The Palestine Chronicle, an English language newspaper, hinted a third intifada – insurrection against Israeli "occupation" – may be in the works. Another editorial in the same paper claimed that if the intifada should start, it should not end until the Israeli's were drive into the sea.

Israeli Prime Minister Benjamin Netanyahu said in a statement after the wave of violence began that "terrorists that have been incited and who are riven with hate are trying to attack our people – babies, children, men and women, civilians and soldiers. Our hearts – the hearts of the entire nation – are with the families of the victims whose lives were cut short by reprehensible murderers."

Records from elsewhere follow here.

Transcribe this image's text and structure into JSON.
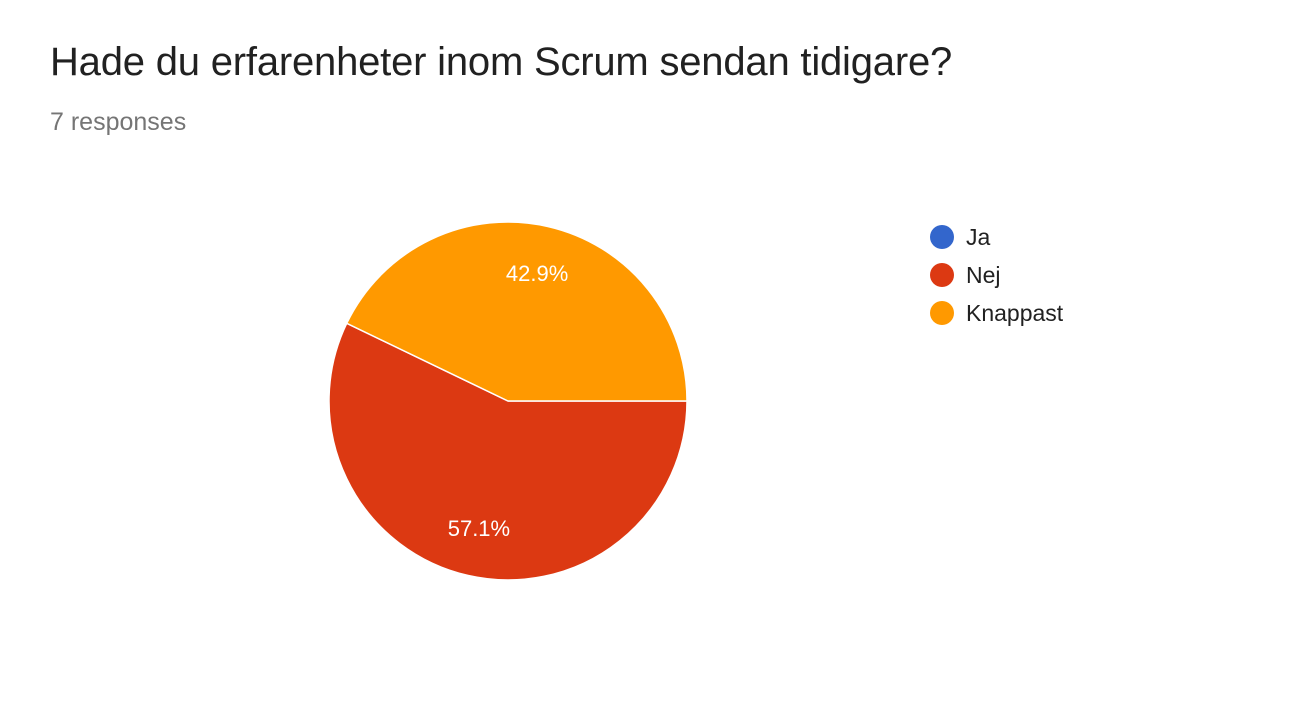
{
  "header": {
    "title": "Hade du erfarenheter inom Scrum sendan tidigare?",
    "responses": "7 responses"
  },
  "chart_data": {
    "type": "pie",
    "categories": [
      "Ja",
      "Nej",
      "Knappast"
    ],
    "values": [
      0,
      4,
      3
    ],
    "percent_labels": [
      "",
      "57.1%",
      "42.9%"
    ],
    "colors": [
      "#3366cc",
      "#dc3912",
      "#ff9900"
    ],
    "legend_position": "right"
  }
}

"This vicious terrorism did not start today. It has accompanied the Zionist enterprise since its beginning. We have always known how to defeat the rioters and build up our country and so it will be now. The terrorists and the extremists behind them will achieve nothing. We will rebuff them and we will defeat them," Netanyahu said.

"We are in the midst of a wave of terrorism with knives, firebombs, rocks and even live fire. While these acts are mostly unorganized, they are all the result of wild and mendacious incitement by Hamas, the Palestinian Authority, several countries in the region and – no less and frequently much more – the Islamic Movement in Israel, which is igniting the ground with lies regarding our policy on the Temple Mount and the purported changes that we want to make to the status quo. This is an absolute lie. We are also taking action against the inciters and the attackers."

Much of the unrest that has occurred in the past months has centered on Jewish access to the Temple Mount, the site of Solomon's Temple – located likely where the Dome of the Rock mosque sits now. Jews may not visit that mosque, but may visit the area outside of the Al Aqsa mosque, also on the Temple Mount.

Recent Jewish visits to the Temple Mount have received significant resistance from Palestinian youth who have thrown rocks at visitors and at those praying at the Wailing Wall, the only remaining portion of the original Temple structure.

As a result, Netanyahu said politicians "Jewish and Arab alike" would not be able to go up to the Temple Mount for a period of time.

"We do not need more matches to set the ground afire. We will take aggressive measures against the Islamic Movement in Israel and against other inciters. Nobody will be immune," Netanyahu said.

"I would like to tell you, citizens of Israel, that we live in the Middle East and that the flames of radical Islam, which are burning the entire region, are also reaching us. But Israel is a very strong country and Israelis are a strong people."